Genuine curiosity is the best approach in my opinion. Basically saying yes to anyone who offered to give me advice or talk to me, and paying it forward by saying yes to anyone who asked me for advice. I love helping people find jobs, providing referrals and making connections.
I find that the more willing you are to help people, the more likely people are to help you when you are looking for a job or crowdsourcing an answer to a tough question. I’ve done a TON of coffee chats, Zoom calls at odd hours and do my best to respond to as many emails and LinkedIn messages as I can. Membership organizations and online communities such as Out in Tech and Revenue Collective (now Pavilion) have both been really helpful for me.
What is your advice to other CEOs who are beginning their entrepreneurial journey?

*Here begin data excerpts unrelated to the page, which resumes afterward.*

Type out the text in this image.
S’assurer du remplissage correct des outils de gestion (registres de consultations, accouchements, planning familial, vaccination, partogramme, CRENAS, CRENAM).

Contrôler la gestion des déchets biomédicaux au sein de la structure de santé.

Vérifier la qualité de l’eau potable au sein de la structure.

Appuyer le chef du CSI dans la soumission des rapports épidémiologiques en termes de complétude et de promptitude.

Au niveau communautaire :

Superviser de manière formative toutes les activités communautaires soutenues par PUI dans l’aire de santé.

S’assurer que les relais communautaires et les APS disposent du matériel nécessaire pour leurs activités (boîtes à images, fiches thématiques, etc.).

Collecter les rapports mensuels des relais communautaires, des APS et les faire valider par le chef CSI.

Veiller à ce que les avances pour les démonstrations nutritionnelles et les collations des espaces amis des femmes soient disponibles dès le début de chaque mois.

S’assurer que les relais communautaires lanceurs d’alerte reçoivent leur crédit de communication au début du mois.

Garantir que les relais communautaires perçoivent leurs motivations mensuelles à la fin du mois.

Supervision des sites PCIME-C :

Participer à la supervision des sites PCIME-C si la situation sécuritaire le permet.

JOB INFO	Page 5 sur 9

You don’t have to do it alone. Reach out, ask for help, and build a community of people that build you up and hold you up. The ASG community has been incredible, and so has my wider support system, my family and my wife. I know everyone says it, but my friends are actually the coolest. They inspire me to be better every day and are truly making a difference in the world. Find people that make you want to be better, and invest in those relationships. If you want to talk, email me or reach out on LinkedIn.
Any thoughts for entrepreneurs/CEOs in the current economic climate or looking forward?
COVID and the business climate it created is something we will be studying for decades to come. While there are a lot of really exciting indicators in the market, there’s still going to be a lot that we can’t predict. I do think that a strong online presence will remain incredibly important, being authentic as a brand will continue to matter to consumers and we have to continue to evolve how we communicate with each other as we determine what our “new normal” will be.